DROP TABLE IF EXISTS order_stream_sink; CREATE TABLE order_stream_sink USING tablestore OPTIONS(endpoint="http://vehicle-test.cn-hangzhou.vpc.tablestore.aliyuncs.com", access.key.id="", access.key.secret="", instance.name="vehicle-test", table.name="OrderStreamSink", catalog='{"columns": {"begin": {"type": "string"},"end": {"type": "string"}, "count": {"type": "long"}, "totalPrice": {"type": "double"}}}' );Create a view named order_source_stream_view on the order_source table.
When you create the view, you must specify the tunnel ID configured for the Source table.

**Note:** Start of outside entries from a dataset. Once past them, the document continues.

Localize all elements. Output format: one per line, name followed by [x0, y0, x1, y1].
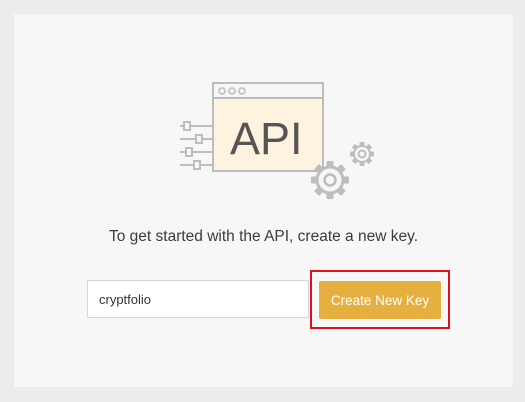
key-name-input[interactable]	[87, 280, 309, 318]
create-new-key-button[interactable]: Create New Key	[319, 281, 441, 319]
api-icon-text: API	[230, 113, 303, 164]
intro-text: To get started with the API, create a ne…	[108, 228, 419, 245]
api-keys-card: API To get started with the API, create …	[14, 14, 513, 387]
api-window-gears-icon: API	[180, 82, 374, 199]
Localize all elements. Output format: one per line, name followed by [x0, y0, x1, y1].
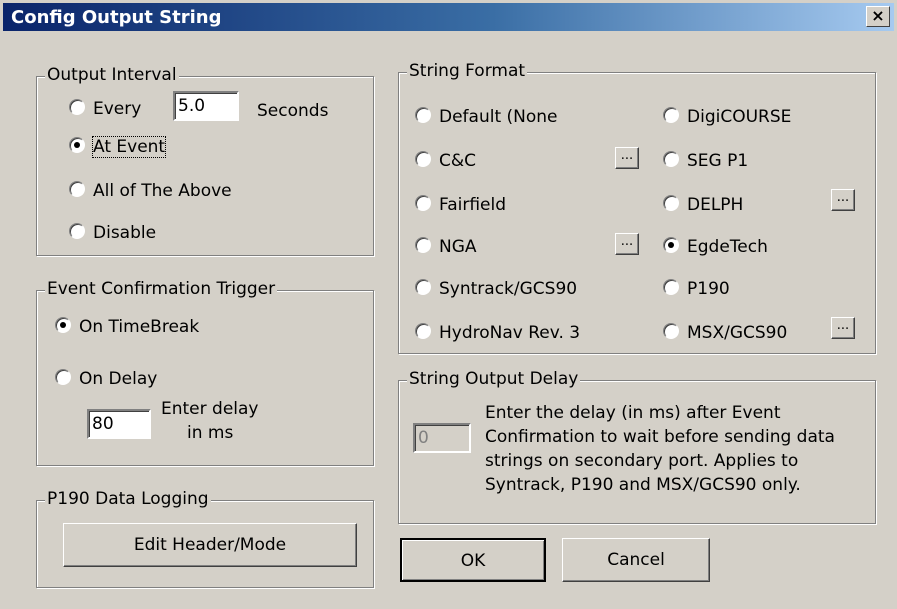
string-format-group: String Format Default (None C&C Fairfiel…	[398, 61, 876, 354]
output-interval-group: Output Interval Every 5.0 Seconds At Eve…	[36, 65, 374, 256]
nga-settings-button[interactable]: ...	[615, 233, 639, 255]
format-option-p190-label: P190	[687, 279, 730, 299]
p190-logging-legend: P190 Data Logging	[45, 489, 211, 509]
enter-delay-label: Enter delay	[161, 399, 259, 419]
format-option-nga-label: NGA	[439, 237, 477, 257]
format-option-delph-label: DELPH	[687, 195, 744, 215]
format-option-nga[interactable]: NGA	[415, 237, 477, 257]
radio-on-timebreak[interactable]: On TimeBreak	[55, 317, 199, 337]
format-option-syntrack[interactable]: Syntrack/GCS90	[415, 279, 577, 299]
radio-at-event[interactable]: At Event	[69, 136, 167, 158]
format-option-nga-circle[interactable]	[415, 237, 431, 253]
format-option-delph-circle[interactable]	[663, 195, 679, 211]
format-option-hydronav-label: HydroNav Rev. 3	[439, 323, 581, 343]
format-option-segp1-label: SEG P1	[687, 151, 749, 171]
radio-on-delay-circle[interactable]	[55, 369, 71, 385]
format-option-p190[interactable]: P190	[663, 279, 730, 299]
radio-all-above[interactable]: All of The Above	[69, 181, 232, 201]
format-option-hydronav-circle[interactable]	[415, 323, 431, 339]
radio-disable[interactable]: Disable	[69, 223, 156, 243]
format-option-segp1[interactable]: SEG P1	[663, 151, 748, 171]
seconds-label: Seconds	[257, 101, 329, 121]
dialog-title: Config Output String	[11, 7, 222, 28]
radio-all-above-circle[interactable]	[69, 181, 85, 197]
format-option-msx-circle[interactable]	[663, 323, 679, 339]
string-delay-desc-1: Enter the delay (in ms) after Event	[485, 403, 781, 423]
format-option-segp1-circle[interactable]	[663, 151, 679, 167]
cancel-button[interactable]: Cancel	[562, 538, 710, 582]
close-icon: ×	[871, 6, 885, 25]
radio-on-delay-label: On Delay	[79, 369, 158, 389]
radio-every-label: Every	[93, 99, 142, 119]
radio-every-circle[interactable]	[69, 99, 85, 115]
format-option-egdetech-label: EgdeTech	[687, 237, 768, 257]
edit-header-mode-button[interactable]: Edit Header/Mode	[63, 523, 357, 567]
title-bar[interactable]: Config Output String ×	[3, 3, 894, 31]
format-option-default-circle[interactable]	[415, 107, 431, 123]
radio-on-timebreak-circle[interactable]	[55, 317, 71, 333]
radio-at-event-circle[interactable]	[69, 137, 85, 153]
event-trigger-group: Event Confirmation Trigger On TimeBreak …	[36, 279, 374, 466]
ok-button[interactable]: OK	[400, 538, 546, 582]
cc-settings-button[interactable]: ...	[615, 147, 639, 169]
string-delay-desc-4: Syntrack, P190 and MSX/GCS90 only.	[485, 475, 801, 495]
in-ms-label: in ms	[187, 423, 234, 443]
string-output-delay-legend: String Output Delay	[407, 369, 581, 389]
output-interval-legend: Output Interval	[45, 65, 179, 85]
string-format-legend: String Format	[407, 61, 528, 81]
format-option-delph[interactable]: DELPH	[663, 195, 743, 215]
string-output-delay-group: String Output Delay 0 Enter the delay (i…	[398, 369, 876, 524]
format-option-cc[interactable]: C&C	[415, 151, 476, 171]
format-option-digicourse[interactable]: DigiCOURSE	[663, 107, 791, 127]
format-option-hydronav[interactable]: HydroNav Rev. 3	[415, 323, 580, 343]
format-option-syntrack-circle[interactable]	[415, 279, 431, 295]
format-option-fairfield-circle[interactable]	[415, 195, 431, 211]
format-option-msx[interactable]: MSX/GCS90	[663, 323, 787, 343]
config-output-string-dialog: Config Output String × Output Interval E…	[0, 0, 897, 609]
radio-all-above-label: All of The Above	[93, 181, 232, 201]
close-button[interactable]: ×	[866, 6, 890, 27]
format-option-default[interactable]: Default (None	[415, 107, 558, 127]
delph-settings-button[interactable]: ...	[831, 189, 855, 211]
format-option-msx-label: MSX/GCS90	[687, 323, 788, 343]
string-delay-desc-3: strings on secondary port. Applies to	[485, 451, 799, 471]
radio-disable-circle[interactable]	[69, 223, 85, 239]
radio-on-timebreak-label: On TimeBreak	[79, 317, 200, 337]
format-option-fairfield[interactable]: Fairfield	[415, 195, 506, 215]
format-option-default-label: Default (None	[439, 107, 558, 127]
format-option-egdetech[interactable]: EgdeTech	[663, 237, 768, 257]
format-option-cc-circle[interactable]	[415, 151, 431, 167]
format-option-cc-label: C&C	[439, 151, 476, 171]
radio-on-delay[interactable]: On Delay	[55, 369, 157, 389]
event-trigger-legend: Event Confirmation Trigger	[45, 279, 278, 299]
format-option-p190-circle[interactable]	[663, 279, 679, 295]
format-option-egdetech-circle[interactable]	[663, 237, 679, 253]
radio-at-event-label: At Event	[91, 136, 167, 158]
p190-logging-group: P190 Data Logging Edit Header/Mode	[36, 489, 374, 588]
string-delay-desc-2: Confirmation to wait before sending data	[485, 427, 835, 447]
format-option-fairfield-label: Fairfield	[439, 195, 507, 215]
radio-disable-label: Disable	[93, 223, 157, 243]
every-seconds-input[interactable]: 5.0	[173, 91, 239, 121]
delay-ms-input[interactable]: 80	[87, 409, 151, 439]
msx-settings-button[interactable]: ...	[831, 317, 855, 339]
format-option-digicourse-label: DigiCOURSE	[687, 107, 792, 127]
radio-every[interactable]: Every	[69, 99, 141, 119]
format-option-syntrack-label: Syntrack/GCS90	[439, 279, 578, 299]
string-delay-input[interactable]: 0	[413, 423, 471, 453]
format-option-digicourse-circle[interactable]	[663, 107, 679, 123]
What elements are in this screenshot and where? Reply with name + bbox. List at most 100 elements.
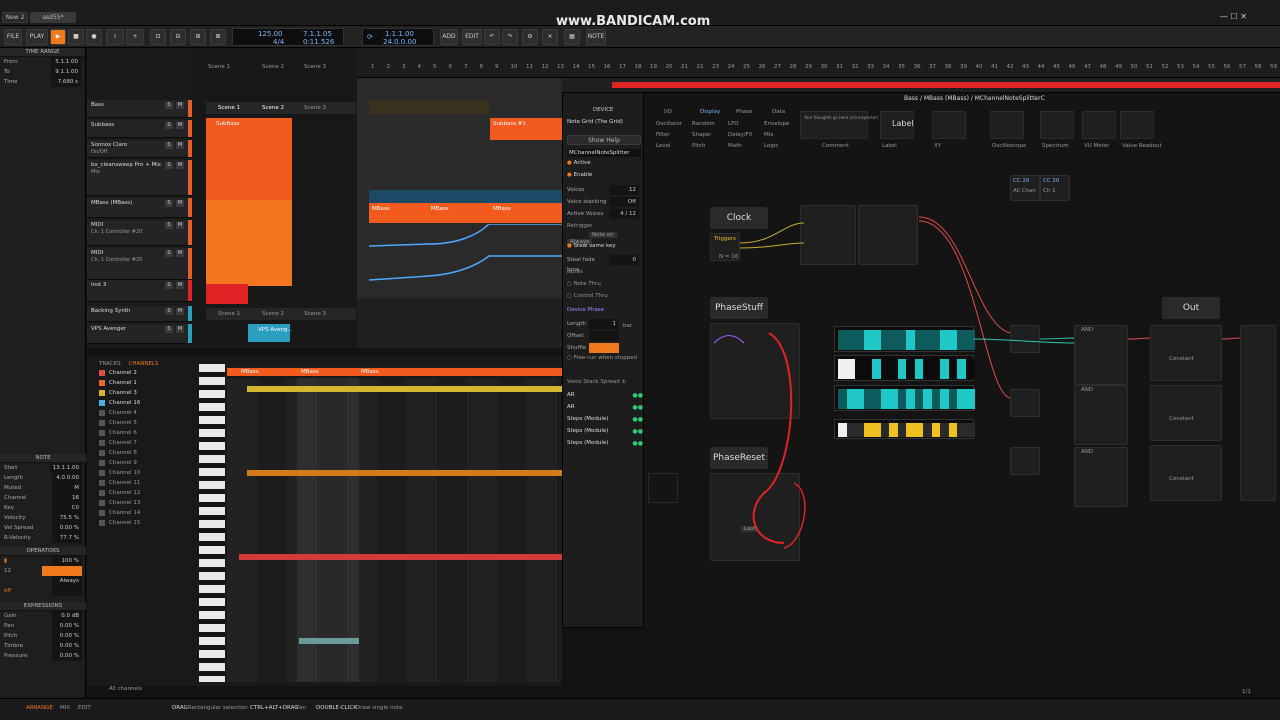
window-controls[interactable]: — ☐ ✕: [1220, 12, 1247, 21]
solo-button[interactable]: S: [165, 222, 173, 229]
settings-icon[interactable]: ⚙: [522, 29, 538, 45]
subbass-arr-clip[interactable]: Subbass #1: [490, 118, 562, 140]
modulator-item[interactable]: AR ●●: [567, 401, 643, 413]
track-header[interactable]: Sonnox Claro On/Off M S: [87, 140, 192, 158]
automation-icon[interactable]: ⌇: [106, 29, 124, 45]
all-channels-select[interactable]: All channels: [109, 686, 142, 692]
steal-same-key[interactable]: ● Steal same key: [567, 243, 616, 249]
scene-2[interactable]: Scene 2: [262, 64, 284, 70]
channel-item[interactable]: Channel 5: [99, 418, 167, 428]
note-field[interactable]: Key C0: [0, 503, 86, 513]
mute-button[interactable]: M: [176, 200, 184, 207]
track-header[interactable]: Subbass M S: [87, 120, 192, 138]
undo-icon[interactable]: ↶: [484, 29, 500, 45]
mute-button[interactable]: M: [176, 162, 184, 169]
note-field[interactable]: Start 13.1.1.00: [0, 463, 86, 473]
note-field[interactable]: Velocity 75.5 %: [0, 513, 86, 523]
expression-field[interactable]: Pitch 0.00 %: [0, 631, 86, 641]
punch-icon[interactable]: ⊠: [210, 29, 226, 45]
channel-item[interactable]: Channel 11: [99, 478, 167, 488]
length-unit[interactable]: bar: [623, 323, 632, 329]
subbass-clip-slot[interactable]: SubBass: [206, 118, 292, 200]
scene-1[interactable]: Scene 1: [208, 64, 230, 70]
shuffle-field[interactable]: Shuffle: [563, 343, 623, 353]
time-range-time[interactable]: Time 7.680 s: [0, 77, 85, 87]
channel-item[interactable]: Channel 9: [99, 458, 167, 468]
tempo-readout[interactable]: 125.00: [258, 30, 283, 38]
arrange-view-button[interactable]: ARRANGE: [26, 705, 53, 711]
channel-item[interactable]: Channel 1: [99, 378, 167, 388]
voice-stacking-field[interactable]: Voice stacking Off: [563, 197, 643, 207]
note-field[interactable]: Muted M: [0, 483, 86, 493]
backing-scene-2[interactable]: Scene 2: [262, 311, 284, 317]
time-signature[interactable]: 4/4: [273, 38, 284, 46]
piano-clip-strip[interactable]: MBass MBass MBass: [227, 368, 562, 376]
redo-icon[interactable]: ↷: [502, 29, 518, 45]
track-header[interactable]: VPS Avenger M S: [87, 324, 192, 344]
time-range-to[interactable]: To 9.1.1.00: [0, 67, 85, 77]
track-header[interactable]: Backing Synth M S: [87, 306, 192, 322]
modulator-item[interactable]: Steps (Module) ●●: [567, 413, 643, 425]
modulator-item[interactable]: Steps (Module) ●●: [567, 425, 643, 437]
note-row-c0[interactable]: [299, 638, 359, 644]
expression-field[interactable]: Pressure 0.00 %: [0, 651, 86, 661]
loop-region-bar[interactable]: [612, 82, 1280, 88]
bass-clip-pattern[interactable]: [369, 100, 489, 114]
metronome-icon[interactable]: ⊡: [150, 29, 166, 45]
solo-button[interactable]: S: [165, 200, 173, 207]
tab-project-1[interactable]: New 2: [2, 12, 28, 23]
show-help-button[interactable]: Show Help: [567, 135, 641, 145]
channel-item[interactable]: Channel 13: [99, 498, 167, 508]
solo-button[interactable]: S: [165, 102, 173, 109]
note-button[interactable]: NOTE: [586, 29, 606, 45]
loop-length[interactable]: 24.0.0.00: [383, 38, 416, 46]
mute-button[interactable]: M: [176, 142, 184, 149]
solo-button[interactable]: S: [165, 308, 173, 315]
solo-button[interactable]: S: [165, 122, 173, 129]
tab-tracks[interactable]: TRACKS: [99, 361, 121, 367]
close-icon[interactable]: ✕: [542, 29, 558, 45]
channel-item[interactable]: Channel 16: [99, 398, 167, 408]
automation-curves[interactable]: [369, 224, 562, 294]
track-header[interactable]: MBass (MBass) M S: [87, 198, 192, 218]
note-row-c1[interactable]: [239, 554, 562, 560]
mbass-clip-slot[interactable]: [206, 200, 292, 286]
edit-button[interactable]: EDIT: [462, 29, 482, 45]
solo-button[interactable]: S: [165, 250, 173, 257]
expression-field[interactable]: Timbre 0.00 %: [0, 641, 86, 651]
track-header[interactable]: Bass M S: [87, 100, 192, 118]
track-header[interactable]: MIDI Ch. 1 Controller #20 M S: [87, 220, 192, 246]
track-header[interactable]: Inst 3 MS: [87, 280, 192, 302]
note-grid[interactable]: [227, 378, 562, 682]
tab-channels[interactable]: CHANNELS: [128, 361, 158, 367]
channel-item[interactable]: Channel 10: [99, 468, 167, 478]
active-toggle[interactable]: ● Active: [567, 160, 591, 166]
add-icon[interactable]: +: [126, 29, 144, 45]
channel-item[interactable]: Channel 12: [99, 488, 167, 498]
note-field[interactable]: Vel Spread 0.00 %: [0, 523, 86, 533]
control-thru-toggle[interactable]: ○ Control Thru: [567, 293, 608, 299]
bass-scene-1[interactable]: Scene 1: [218, 105, 240, 111]
time-readout[interactable]: 0:11.526: [303, 38, 334, 46]
steal-fade-field[interactable]: Steal fade time 0: [563, 255, 643, 273]
freerun-toggle[interactable]: ○ Free-run when stopped: [567, 355, 637, 361]
channel-item[interactable]: Channel 14: [99, 508, 167, 518]
expression-field[interactable]: Pan 0.00 %: [0, 621, 86, 631]
note-row-c2[interactable]: [247, 470, 562, 476]
solo-button[interactable]: S: [165, 282, 173, 289]
solo-button[interactable]: S: [165, 142, 173, 149]
preset-name[interactable]: MChannelNoteSplitter: [567, 149, 641, 157]
overdub-icon[interactable]: ⊞: [190, 29, 206, 45]
enable-toggle[interactable]: ● Enable: [567, 172, 592, 178]
solo-button[interactable]: S: [165, 162, 173, 169]
mute-button[interactable]: M: [176, 122, 184, 129]
note-thru-toggle[interactable]: ○ Note Thru: [567, 281, 601, 287]
piano-keyboard[interactable]: [199, 364, 225, 682]
backing-scene-3[interactable]: Scene 3: [304, 311, 326, 317]
vps-clip-slot[interactable]: VPS Aveng...: [248, 324, 293, 342]
record-icon[interactable]: ●: [86, 29, 102, 45]
mute-button[interactable]: M: [176, 326, 184, 333]
track-header[interactable]: bx_cleansweep Pro + Mix Mix M S: [87, 160, 192, 196]
timeline-ruler[interactable]: 1 2 3 4 5 6 7 8 9 10 11 12 13 14 15 16 17 18 19 20 21 22 23 24 2…: [357, 48, 1280, 78]
note-field[interactable]: Length 4.0.0.00: [0, 473, 86, 483]
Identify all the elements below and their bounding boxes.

CREATE SCAN order_source_stream_view ON order_source USING STREAM OPTIONS(tunnel.id="4987845a-1321-4d36-9f4e-73d6db63bf0f", maxoffsetsperchannel="10000");Run a Stream SQL job to perform aggregations in real time and write the aggregation results to the OrderStreamSink table in Tablestore in real time.
CREATE STREAM job1 OPTIONS(checkpointLocation='/tmp/spark/cp/job1', outputMode='update') INSERT INTO order_stream_sink SELECT CAST(window.start AS String) AS begin, CAST(window.end AS String) AS end, count(*) AS count, CAST(sum(price) AS Double) AS totalPrice FROM order_source_stream_view GROUP BY window(to_timestamp(timestamp / 1000), "30 seconds"); -- Aggregate data at intervals of 30 seconds.You can obtain the aggregation results after you run the Stream SQL job. The aggregation results are saved in the OrderStreamSink table.